Wenn sich Europas Politiker damit brüsten, dass nun schon 70 Jahre Frieden und Stabilität herrschen, dann nur, weil Krieg, Hunger und Elend doch weitgehend „outgesourced“ wurden. Der Wohlstand, der hierzulande Segnungen wie Karbonfahrräder, Iphones, Frühbucher-Rabatte und Schuhen, die wir nach einer Saison wegschmeißen und die von Kindern hergestellt wurden, die selbst noch nie welche angehabt haben, basiert auf Lebensbedingungen, die in einem Großteil der Welt immer unerträglicher geworden sind.

Migrationsströme sind die logische Konsequenz – sarkastisch spielt Rether diesen Aspekt herunter, damit man als Zuhörer auch noch die Chance hat, mal selber auf etwas zu kommen: „Die kommen jetzt alle aus den anderen Ländern, um zu gucken,was wir hier machen“ sein lakonisches Fazit.

Die Realität ist beschämend: „Viele von denen putzen Autobahnklos und gucken vor lauter Scham zu Boden. Sie hüten die Kinder und pflegen die Omas, weil wir selbst dazu kein Bock haben“. Was tut das Volk? Es volkt und ereifert sich. Lässt sich als kleinkindgleiche Masse indoktrinieren und gängeln, gibt Verantwortung ab. Und lässt sich auch gerne verhängnisvoll aufhetzen. Wie kann man „denen da oben“ so viel lähmende Macht einräumen? „Sind wir Gartenzwerge?“ Sind wir alle nur so passiv, weil Angela Merkel so passiv ist? Werden wir erst wieder eine Gesellschaft von engagierten, aktiven, handelnden Mitgestaltern und Kümmerern, wenn uns dies von einer Leitfigur „da oben“ vorgemacht wird?

Bühnenkünstler, die wie Hagen Rether das klassische Fach des politischen Kabaretts bedienen, sind im ganzen Unterhaltungszirkus nur noch eine Minderheit - und umso wichtiger für den demokratischen Diskurs, da Rethers Prominenz auch eine große Erreichbarkeit für viel Publikum sicherstellt. Viele von Rethers sprachwitzigen Pointen erzeugen Lacher im Publikum, zuweilen auch Beifallsstürme, die man sich durchaus auch noch engagierter vorstellen könnte. Ob sie auch das Denken ändern und idealerweise das Handeln? Konkrete Anregungen gibt es ja durchaus! Vielleicht das nächste Buch nicht mehr bei amazon kaufen, sondern lieber den Buchhändler um die Ecke beauftragen? Oder beim Einkaufen drauf gucken, von wem bestimmte Produkte sind? Nicht mehr die Talkshow auf den Privaten, sondern eine Doku auf arte gucken?

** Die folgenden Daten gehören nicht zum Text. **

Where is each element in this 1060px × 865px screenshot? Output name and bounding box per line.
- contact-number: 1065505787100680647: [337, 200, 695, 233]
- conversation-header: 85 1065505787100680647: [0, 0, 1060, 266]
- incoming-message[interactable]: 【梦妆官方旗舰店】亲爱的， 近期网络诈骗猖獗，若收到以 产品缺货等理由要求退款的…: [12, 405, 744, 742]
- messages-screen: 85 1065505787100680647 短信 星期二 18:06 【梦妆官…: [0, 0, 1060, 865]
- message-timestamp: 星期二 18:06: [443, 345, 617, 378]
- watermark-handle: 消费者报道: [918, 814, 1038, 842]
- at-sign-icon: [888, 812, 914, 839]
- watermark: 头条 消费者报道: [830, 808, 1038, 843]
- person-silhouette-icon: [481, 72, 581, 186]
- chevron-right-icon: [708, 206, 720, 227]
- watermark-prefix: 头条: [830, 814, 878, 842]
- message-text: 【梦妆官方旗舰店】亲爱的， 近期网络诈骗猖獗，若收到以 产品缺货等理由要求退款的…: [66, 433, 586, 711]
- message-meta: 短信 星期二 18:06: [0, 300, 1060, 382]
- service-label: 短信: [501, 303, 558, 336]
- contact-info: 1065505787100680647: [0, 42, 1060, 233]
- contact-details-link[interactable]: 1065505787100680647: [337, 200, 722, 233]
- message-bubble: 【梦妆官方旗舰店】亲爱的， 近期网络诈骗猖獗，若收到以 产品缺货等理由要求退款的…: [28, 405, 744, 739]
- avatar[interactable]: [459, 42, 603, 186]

Und dann, irgendwann, ist es so weit: Hagen Rether greift zum ersten Mal in die Tasten seines Flügels. (Vorher hat er ihn übrigens wie ein guter, reinlichkeitsbeflissener Deutscher, mit Lappen und Sprühflasche sauber geputzt.) Eine wohlklingende, ja regelrecht wärmend wirkende Jazzimprovisation soll aber dies genau nicht tun, sondern wird im nächsten Moment schon wieder zur Untermalung weiterer bewusstseinsbildender Reflexionen und Kommentare. Es gibt einfach in diesen Tagen viel zu viel zu sagen, als dass man es beim schlichten Musikmachen belassen könnte!